Sixty-four percent of us know that we have a good shot at preventing this outcome if we are allowed to continue our mission. We quietly hope that common sense will return to the dialogue on Iraq. Although we hate leaving our families behind, many of us would rather go back to Iraq a hundred times than abandon the Iraqi people.

A fellow Marine and close friend epitomizes this sentiment. Sean has served two tours in Iraq as a reserve officer. During his last tour, he was informed of the birth of his baby girl by e-mail, learned his father was dying of cancer, and was wounded in the same blast of an improvised explosive that killed his first sergeant on a dirt road in the middle of the western desert.
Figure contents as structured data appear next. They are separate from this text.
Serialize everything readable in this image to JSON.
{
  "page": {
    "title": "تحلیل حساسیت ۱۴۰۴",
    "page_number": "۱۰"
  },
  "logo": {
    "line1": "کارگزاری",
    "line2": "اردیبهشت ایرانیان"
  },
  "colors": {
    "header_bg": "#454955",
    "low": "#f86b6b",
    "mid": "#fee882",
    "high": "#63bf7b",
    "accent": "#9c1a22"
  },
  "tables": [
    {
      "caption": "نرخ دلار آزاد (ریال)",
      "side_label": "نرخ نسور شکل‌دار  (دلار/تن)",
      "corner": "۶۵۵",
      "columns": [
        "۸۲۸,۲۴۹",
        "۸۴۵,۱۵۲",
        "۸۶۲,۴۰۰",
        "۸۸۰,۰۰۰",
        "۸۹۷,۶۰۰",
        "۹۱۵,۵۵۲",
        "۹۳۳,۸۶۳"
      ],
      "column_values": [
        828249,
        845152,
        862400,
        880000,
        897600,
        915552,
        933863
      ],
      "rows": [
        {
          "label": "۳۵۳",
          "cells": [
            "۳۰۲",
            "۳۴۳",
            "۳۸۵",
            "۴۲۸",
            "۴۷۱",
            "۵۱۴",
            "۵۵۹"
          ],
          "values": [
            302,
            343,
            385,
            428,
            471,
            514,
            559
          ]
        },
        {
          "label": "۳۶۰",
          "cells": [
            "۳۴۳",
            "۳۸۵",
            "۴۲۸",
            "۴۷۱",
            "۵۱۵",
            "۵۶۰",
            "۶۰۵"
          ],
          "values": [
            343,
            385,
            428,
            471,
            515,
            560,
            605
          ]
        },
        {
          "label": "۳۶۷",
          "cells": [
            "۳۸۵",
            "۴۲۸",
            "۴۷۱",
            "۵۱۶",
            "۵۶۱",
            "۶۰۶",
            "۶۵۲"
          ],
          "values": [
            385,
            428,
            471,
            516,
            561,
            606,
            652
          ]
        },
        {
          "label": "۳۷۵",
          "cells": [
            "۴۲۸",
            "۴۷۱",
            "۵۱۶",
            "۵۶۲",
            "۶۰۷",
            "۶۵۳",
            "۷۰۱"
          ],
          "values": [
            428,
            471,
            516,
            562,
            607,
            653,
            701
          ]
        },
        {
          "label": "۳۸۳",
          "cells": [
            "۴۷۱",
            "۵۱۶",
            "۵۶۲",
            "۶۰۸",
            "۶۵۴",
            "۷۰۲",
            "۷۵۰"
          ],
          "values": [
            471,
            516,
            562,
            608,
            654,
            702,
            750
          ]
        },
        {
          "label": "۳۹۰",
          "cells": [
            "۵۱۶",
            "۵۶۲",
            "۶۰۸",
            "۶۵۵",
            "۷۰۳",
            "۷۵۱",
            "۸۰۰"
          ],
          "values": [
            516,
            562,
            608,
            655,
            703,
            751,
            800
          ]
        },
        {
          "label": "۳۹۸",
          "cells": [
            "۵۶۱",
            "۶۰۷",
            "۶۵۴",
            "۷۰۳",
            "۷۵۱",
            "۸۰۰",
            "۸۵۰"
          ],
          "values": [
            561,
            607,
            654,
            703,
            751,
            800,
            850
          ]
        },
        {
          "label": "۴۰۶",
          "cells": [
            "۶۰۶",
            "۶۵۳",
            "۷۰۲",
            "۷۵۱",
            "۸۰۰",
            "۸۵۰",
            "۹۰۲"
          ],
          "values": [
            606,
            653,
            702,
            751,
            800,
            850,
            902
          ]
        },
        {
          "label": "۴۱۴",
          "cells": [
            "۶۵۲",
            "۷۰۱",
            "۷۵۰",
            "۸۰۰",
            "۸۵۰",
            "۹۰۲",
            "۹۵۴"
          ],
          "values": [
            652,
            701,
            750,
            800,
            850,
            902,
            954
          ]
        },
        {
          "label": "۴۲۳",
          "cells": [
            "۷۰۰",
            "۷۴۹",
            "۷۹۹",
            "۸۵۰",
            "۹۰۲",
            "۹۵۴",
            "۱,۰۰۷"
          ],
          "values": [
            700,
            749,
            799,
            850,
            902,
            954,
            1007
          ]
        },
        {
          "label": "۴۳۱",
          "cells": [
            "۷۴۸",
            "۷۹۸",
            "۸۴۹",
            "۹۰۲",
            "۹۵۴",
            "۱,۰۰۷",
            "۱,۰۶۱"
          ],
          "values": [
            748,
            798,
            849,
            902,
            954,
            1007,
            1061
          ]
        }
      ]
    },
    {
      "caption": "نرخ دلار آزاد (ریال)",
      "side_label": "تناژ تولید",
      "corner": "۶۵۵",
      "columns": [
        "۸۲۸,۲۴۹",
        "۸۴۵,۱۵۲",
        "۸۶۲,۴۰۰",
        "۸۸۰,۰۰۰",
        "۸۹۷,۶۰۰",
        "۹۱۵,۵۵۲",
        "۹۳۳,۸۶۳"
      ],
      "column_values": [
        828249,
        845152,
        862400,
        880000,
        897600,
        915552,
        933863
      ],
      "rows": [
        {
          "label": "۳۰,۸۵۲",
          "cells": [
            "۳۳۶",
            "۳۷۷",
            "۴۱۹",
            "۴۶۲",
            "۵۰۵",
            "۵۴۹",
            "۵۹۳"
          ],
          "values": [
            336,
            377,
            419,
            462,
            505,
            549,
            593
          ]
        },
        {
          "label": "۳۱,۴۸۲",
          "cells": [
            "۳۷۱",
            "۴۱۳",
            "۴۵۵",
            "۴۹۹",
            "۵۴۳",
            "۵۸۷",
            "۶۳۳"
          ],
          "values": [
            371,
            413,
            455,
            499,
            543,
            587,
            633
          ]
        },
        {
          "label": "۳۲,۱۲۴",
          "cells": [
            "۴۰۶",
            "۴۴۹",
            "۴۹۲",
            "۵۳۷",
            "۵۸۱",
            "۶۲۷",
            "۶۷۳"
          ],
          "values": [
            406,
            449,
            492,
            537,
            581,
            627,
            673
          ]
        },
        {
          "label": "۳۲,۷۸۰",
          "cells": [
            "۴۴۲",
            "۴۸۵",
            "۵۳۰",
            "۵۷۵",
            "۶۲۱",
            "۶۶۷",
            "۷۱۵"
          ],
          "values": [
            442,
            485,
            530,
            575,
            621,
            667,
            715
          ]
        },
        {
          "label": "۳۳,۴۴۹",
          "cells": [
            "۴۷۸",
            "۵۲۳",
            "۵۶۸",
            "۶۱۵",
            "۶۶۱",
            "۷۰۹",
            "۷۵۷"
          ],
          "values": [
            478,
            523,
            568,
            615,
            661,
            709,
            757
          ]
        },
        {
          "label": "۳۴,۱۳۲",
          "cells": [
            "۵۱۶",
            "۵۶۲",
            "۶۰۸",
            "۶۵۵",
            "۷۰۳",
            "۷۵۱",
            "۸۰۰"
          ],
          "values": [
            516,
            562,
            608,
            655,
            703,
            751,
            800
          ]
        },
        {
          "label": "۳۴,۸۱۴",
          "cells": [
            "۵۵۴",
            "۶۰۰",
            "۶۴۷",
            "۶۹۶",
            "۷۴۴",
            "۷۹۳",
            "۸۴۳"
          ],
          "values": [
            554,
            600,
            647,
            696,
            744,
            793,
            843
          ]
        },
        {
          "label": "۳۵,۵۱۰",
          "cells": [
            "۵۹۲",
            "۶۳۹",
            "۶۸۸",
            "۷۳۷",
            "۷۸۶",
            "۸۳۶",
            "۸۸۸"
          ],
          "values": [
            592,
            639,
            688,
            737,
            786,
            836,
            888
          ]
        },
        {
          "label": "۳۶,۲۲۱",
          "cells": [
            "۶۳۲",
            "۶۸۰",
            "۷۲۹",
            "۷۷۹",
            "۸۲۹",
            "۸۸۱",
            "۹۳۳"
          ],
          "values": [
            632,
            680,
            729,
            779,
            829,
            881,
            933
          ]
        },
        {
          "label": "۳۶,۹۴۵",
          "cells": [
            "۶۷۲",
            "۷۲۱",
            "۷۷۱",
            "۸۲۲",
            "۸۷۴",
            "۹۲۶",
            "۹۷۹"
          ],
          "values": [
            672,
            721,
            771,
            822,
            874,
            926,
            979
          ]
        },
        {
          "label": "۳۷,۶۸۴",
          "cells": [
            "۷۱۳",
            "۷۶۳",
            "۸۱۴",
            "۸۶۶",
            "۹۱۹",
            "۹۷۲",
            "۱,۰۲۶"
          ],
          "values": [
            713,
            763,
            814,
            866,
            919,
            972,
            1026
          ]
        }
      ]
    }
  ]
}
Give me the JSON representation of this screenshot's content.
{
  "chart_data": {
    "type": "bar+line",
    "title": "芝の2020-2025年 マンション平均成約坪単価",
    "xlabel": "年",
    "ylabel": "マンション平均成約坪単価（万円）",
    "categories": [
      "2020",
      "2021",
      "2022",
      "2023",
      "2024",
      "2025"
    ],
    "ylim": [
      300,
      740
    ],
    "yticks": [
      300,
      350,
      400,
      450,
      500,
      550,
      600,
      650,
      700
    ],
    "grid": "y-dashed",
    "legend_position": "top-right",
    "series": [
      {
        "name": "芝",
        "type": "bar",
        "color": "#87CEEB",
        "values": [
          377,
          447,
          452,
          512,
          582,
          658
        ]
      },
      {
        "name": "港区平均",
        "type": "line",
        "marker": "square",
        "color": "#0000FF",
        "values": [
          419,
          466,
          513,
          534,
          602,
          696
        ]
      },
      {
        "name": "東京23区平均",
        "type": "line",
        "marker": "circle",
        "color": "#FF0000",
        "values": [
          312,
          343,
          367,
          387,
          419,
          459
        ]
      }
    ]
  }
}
Sean loves his family and his job, but he has made it clear that he would rather go back to Iraq than see us withdraw.

Everyone in uniform does not share this sentiment. Thirty-six percent of military officers are less confident in the mission. But these officers will continue to work as hard as the rest of us toward success because they, too, are professionals. With men and women such as this, the United States has an excellent chance of success in Iraq. We can fail only if the false imagery of quagmire takes hold and our national political will is broken. In that event, both the Iraqi people and the American troops will pay a long-term price for our shortsighted delusion.

The writer is a major in the Marine Corps
I think the disparity in opinion is due to the fact that 99% of Americans have not spent a day on the ground in Iraq and only know what the Post and other mainstream media propaganda outlets tell them. Much of the information we receive from our most trusted sources is false - if people don't see the world clearly then they can't make decisions on a rational basis.